2. As far as we know this is true, but there is no basis for stating that logic is universal, even to the degree that god must be subjected to it. To make such a claim is to create a god that is not functional in the absense of logic, which then seems to be some sort of concept that restricts god. Logic in this view is some sort of unbreakable natural law that not even god himself can violate. This means that god could not have been the author of logic to begin with, because that would entail an illogical state of affairs that is impossible according to theologians like Craig.

3. There is a deep problem with this answer. It is a clever avoidance of the problem, but it has dire outcomes for theology. If god is an illogical entity then god is not knowable to human beings, and theology is a failed enterprise. It can solve so many problems in theology that god itself becomes a nonsensical concept that one must just believe in. Fans of apologetics would not find themselves comfortable here because defending the illogical is logically impossible, since no logical justifications could suffice. This kind of non-cognitivist theology is not philosophically defensible. It is a laughing stock. The fact that Craig mentions it to sound clever is telling. It seems that anything that could make an apologist seem good, even something absurd, is acceptable.

So what's the verdict of the burrito paradox?
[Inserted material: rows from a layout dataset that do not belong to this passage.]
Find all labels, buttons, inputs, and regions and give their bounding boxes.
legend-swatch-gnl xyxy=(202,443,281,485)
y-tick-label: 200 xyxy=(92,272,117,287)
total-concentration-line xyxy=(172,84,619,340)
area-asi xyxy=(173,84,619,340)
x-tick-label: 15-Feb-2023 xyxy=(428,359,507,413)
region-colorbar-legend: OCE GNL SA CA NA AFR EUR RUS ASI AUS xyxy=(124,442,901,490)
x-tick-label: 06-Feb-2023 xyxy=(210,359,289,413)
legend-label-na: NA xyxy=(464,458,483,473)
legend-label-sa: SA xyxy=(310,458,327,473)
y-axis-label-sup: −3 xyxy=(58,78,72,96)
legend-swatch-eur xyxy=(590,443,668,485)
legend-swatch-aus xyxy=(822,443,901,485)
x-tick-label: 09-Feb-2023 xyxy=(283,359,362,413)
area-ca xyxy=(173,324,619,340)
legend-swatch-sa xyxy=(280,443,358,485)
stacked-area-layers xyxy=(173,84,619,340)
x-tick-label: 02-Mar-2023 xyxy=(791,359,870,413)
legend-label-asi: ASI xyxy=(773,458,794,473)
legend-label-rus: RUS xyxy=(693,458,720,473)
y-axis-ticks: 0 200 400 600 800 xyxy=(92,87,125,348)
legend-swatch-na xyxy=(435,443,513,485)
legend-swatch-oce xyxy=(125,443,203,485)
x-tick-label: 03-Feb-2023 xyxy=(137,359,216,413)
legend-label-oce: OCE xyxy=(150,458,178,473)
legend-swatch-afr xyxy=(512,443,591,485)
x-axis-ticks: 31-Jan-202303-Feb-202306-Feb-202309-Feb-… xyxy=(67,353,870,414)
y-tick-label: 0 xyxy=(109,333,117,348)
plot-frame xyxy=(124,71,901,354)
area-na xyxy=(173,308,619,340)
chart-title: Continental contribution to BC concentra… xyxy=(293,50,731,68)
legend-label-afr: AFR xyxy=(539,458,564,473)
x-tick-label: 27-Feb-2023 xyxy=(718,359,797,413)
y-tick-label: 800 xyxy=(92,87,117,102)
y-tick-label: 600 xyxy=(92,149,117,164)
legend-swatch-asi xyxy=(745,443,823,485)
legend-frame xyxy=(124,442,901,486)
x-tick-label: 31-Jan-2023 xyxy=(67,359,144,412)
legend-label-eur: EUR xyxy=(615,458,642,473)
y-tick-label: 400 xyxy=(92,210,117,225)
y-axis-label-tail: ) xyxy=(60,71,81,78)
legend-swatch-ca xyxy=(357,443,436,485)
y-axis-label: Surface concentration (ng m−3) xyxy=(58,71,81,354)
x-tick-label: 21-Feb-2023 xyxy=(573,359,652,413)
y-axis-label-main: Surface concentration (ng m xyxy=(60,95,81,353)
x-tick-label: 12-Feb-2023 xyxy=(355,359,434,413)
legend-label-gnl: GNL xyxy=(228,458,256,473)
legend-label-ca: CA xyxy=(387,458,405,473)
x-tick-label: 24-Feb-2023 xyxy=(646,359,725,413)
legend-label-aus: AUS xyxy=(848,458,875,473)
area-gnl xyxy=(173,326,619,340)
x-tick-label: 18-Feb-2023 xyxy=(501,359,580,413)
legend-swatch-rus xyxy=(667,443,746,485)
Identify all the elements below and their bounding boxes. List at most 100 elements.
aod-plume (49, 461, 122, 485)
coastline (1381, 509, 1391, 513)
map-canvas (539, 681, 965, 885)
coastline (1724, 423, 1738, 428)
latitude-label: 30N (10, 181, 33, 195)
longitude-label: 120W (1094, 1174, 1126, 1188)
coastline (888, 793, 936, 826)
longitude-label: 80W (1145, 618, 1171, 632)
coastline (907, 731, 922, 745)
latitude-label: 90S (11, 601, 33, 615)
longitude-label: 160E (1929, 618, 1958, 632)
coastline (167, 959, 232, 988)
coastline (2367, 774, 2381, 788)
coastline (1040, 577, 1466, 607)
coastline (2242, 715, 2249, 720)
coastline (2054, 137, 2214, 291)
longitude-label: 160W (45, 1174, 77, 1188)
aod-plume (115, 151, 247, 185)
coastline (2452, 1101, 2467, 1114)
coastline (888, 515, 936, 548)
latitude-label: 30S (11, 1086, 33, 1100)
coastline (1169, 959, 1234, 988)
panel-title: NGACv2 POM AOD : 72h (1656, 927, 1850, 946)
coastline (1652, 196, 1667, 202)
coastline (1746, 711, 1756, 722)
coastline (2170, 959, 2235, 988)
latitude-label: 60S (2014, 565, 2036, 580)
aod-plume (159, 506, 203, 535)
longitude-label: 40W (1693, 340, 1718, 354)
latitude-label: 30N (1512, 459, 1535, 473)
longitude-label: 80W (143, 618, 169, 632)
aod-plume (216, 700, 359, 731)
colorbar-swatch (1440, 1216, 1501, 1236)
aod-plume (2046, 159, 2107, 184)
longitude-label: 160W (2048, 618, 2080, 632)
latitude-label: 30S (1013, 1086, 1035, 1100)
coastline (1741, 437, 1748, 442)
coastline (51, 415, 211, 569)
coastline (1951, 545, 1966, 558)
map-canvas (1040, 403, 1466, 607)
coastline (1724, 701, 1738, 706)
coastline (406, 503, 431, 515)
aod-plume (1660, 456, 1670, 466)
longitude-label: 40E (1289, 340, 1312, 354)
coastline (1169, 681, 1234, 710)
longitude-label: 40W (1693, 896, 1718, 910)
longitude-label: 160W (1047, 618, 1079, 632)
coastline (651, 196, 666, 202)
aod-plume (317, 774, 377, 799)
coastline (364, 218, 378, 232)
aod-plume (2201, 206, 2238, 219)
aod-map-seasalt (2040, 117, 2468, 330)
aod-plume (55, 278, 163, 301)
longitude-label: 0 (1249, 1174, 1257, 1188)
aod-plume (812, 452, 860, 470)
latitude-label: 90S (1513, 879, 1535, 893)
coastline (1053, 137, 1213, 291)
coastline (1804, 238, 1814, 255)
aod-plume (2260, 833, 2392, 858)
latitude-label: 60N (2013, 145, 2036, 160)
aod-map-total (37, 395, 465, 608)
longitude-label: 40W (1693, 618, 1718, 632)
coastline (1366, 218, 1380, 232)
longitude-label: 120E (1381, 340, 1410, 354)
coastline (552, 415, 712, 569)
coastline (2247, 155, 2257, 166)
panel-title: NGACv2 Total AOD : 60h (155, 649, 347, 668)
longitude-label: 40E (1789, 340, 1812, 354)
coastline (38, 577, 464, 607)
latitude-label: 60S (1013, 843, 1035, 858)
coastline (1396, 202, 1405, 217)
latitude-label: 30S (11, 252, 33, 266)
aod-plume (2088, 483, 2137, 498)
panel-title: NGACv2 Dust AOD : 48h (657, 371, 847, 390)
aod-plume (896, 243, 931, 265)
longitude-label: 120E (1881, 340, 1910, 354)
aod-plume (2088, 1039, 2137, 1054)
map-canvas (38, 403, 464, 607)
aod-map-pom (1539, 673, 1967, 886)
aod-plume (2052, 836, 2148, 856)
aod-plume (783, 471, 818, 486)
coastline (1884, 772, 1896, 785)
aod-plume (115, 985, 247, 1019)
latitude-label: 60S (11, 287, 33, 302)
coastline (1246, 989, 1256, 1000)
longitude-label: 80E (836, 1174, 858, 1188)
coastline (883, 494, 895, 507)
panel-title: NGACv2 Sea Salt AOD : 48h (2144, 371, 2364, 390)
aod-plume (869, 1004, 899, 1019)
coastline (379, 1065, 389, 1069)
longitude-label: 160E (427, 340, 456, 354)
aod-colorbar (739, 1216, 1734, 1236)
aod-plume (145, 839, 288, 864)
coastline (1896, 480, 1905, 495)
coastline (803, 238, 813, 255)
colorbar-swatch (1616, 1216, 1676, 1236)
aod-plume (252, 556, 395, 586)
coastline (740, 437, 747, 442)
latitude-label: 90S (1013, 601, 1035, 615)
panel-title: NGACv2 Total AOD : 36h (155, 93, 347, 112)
The solutions to the omnipotence paradox as presented by apologists just effectively kicks the can down the road. It doesn't solve the problem, it just opens up a fresh new batch of problems because each explanation entails a sacrifice on the concept of god. The answers are clever and manage to make it look like there is some sort of good answer, but just beneath the surface a myriad of problems lurk. Maybe these problems are not intractable for apologists, but they warrant further discussion and certainly not quick dismissals like the one issued by Craig above.